Actually I don’t care about the header rows either, so filter them out too

[].slice.call(document.querySelectorAll('tr'))
  // use nodeName to only grab <td>s, ignoring the <th>s
  .filter(function(tr) {
    return tr.children.length === 4 &&
           tr.children[0].nodeName === "TD";
  })
I got really lucky here, on some webpages narrowing down your query to just the relevant data can be tricky. You’ll usually need a much more clever query for querySelectorAll

from here, each <td> child inside of the <tr> contains a piece of data I want. So I can reduce the whole shebang into an object

[].slice.call(document.querySelectorAll('tr'))
  .filter(function(tr) {
    return tr.children.length === 4 &&
           tr.children[0].nodeName === "TD";
  })
  .reduce(function(accum, tr) {
    // fallback to the official name if the color lacks a common name
    accum[tr.children[2].innerText || tr.children[1].innerText] = {
      id: Number(tr.children[0].innerText),
      officialName: tr.children[1].innerText,
      color: tr.children[3].style.backgroundColor
    };
    return accum
  }, {});

That gets me the data I want, but I can’t quite paste it into my editor yet.
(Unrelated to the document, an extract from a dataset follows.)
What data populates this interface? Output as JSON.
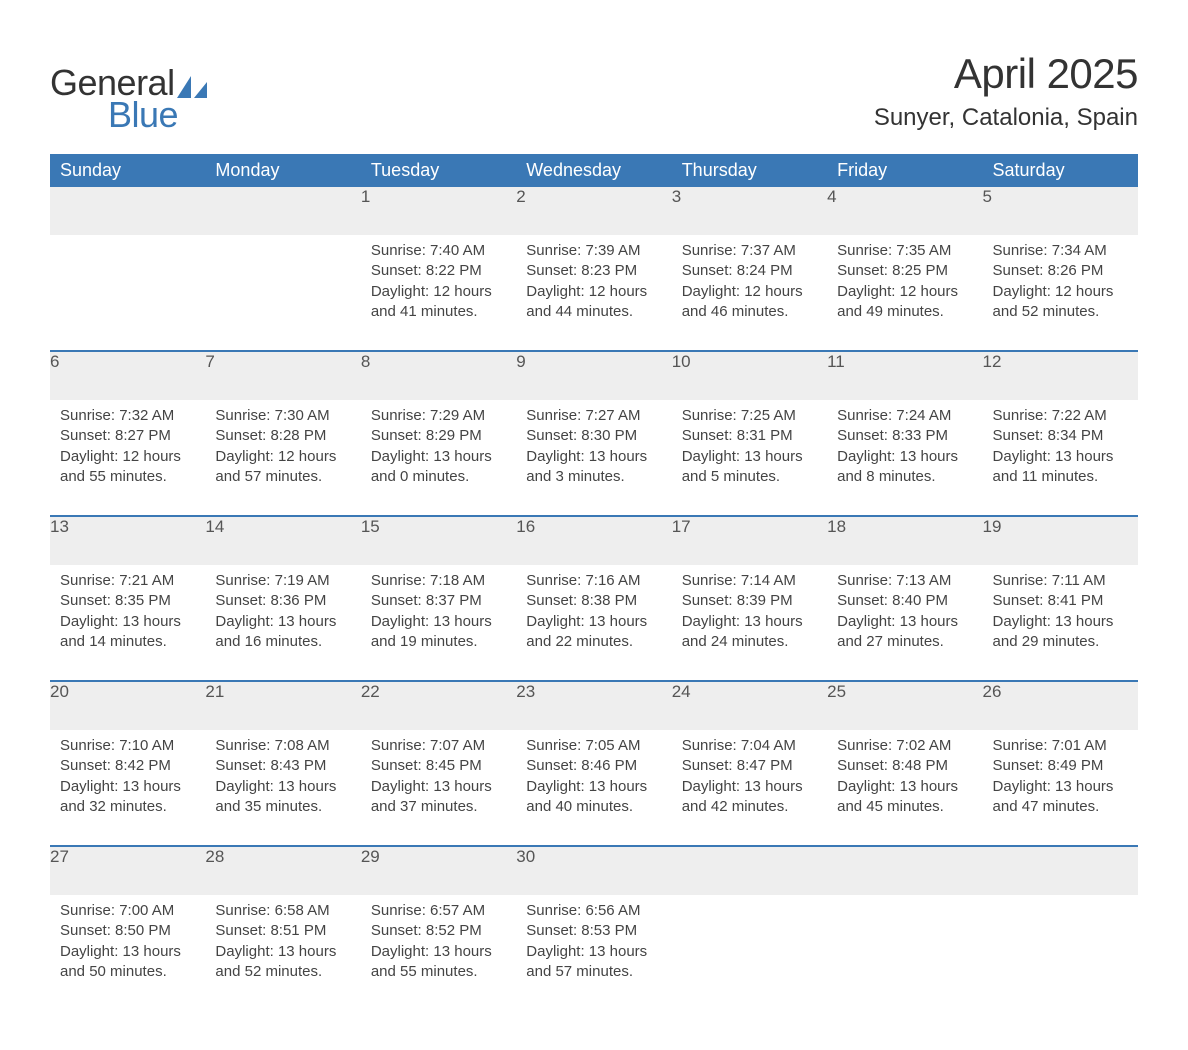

JSON.stringify will help through

colors = [].slice.call(document.querySelectorAll('tr'))
  .filter(...)
  .reduce(...);

JSON.stringify(colors);

Giving me

{"White":{"id":1,"officialName":"White","color":"rgb(255, 255, 255)"},"Tan":{"id":5,"officialName":"Brick
Yellow","color":"rgb(217, 187, 123)"},"Flesh":{"id":18,"officialName":"Nougat","color":"rgb(214, 114,
64)"},"Red":{"id":21,"officialName":"Bright Red","color":"rgb(222, 0,
13)"},"Blue":{"id":23,"officialName":"Bright Blue","color":"rgb(0, 87,
168)"},"Yellow":{"id":24,"officialName":"Bright Yellow","color":"rgb(254, 196,
0)"},"Black":{"id":26,"officialName":"Black","color":"rgb(1, 1, 1)"},"Green":{"id":28,"officialName":"Dark
Green","color":"rgb(0, 123, 40)"},"Bright Green":{"id":37,"officialName":"Bright Green","color":"rgb(0, 150,
36)"},"Dark Orange":{"id":38,"officialName":"Dark Orange","color":"rgb(168, 61, 21)"},"Medium
Blue":{"id":102,"officialName":"Medium Blue","color":"rgb(71, 140,
198)"},"Orange":{"id":106,"officialName":"Bright Orange","color":"rgb(231, 99,
24)"},"Lime":{"id":119,"officialName":"Bright Yellowish-Green","color":"rgb(149, 185,
11)"},"Magenta":{"id":124,"officialName":"Bright Reddish Violet","color":"rgb(156, 0, 107)"},"Sand
Blue":{"id":135,"officialName":"Sand Blue","color":"rgb(94, 116, 140)"}

...

Then just copy and paste the entire result of the stringify into my code, have my editor format it, and that’s it. Much easier than tediously copying each color over, and a little fun too.

You can also have stringify format the result for you by making use of the space argument. JSON.stringify(colors, null, 2) will format the resulting string nicely.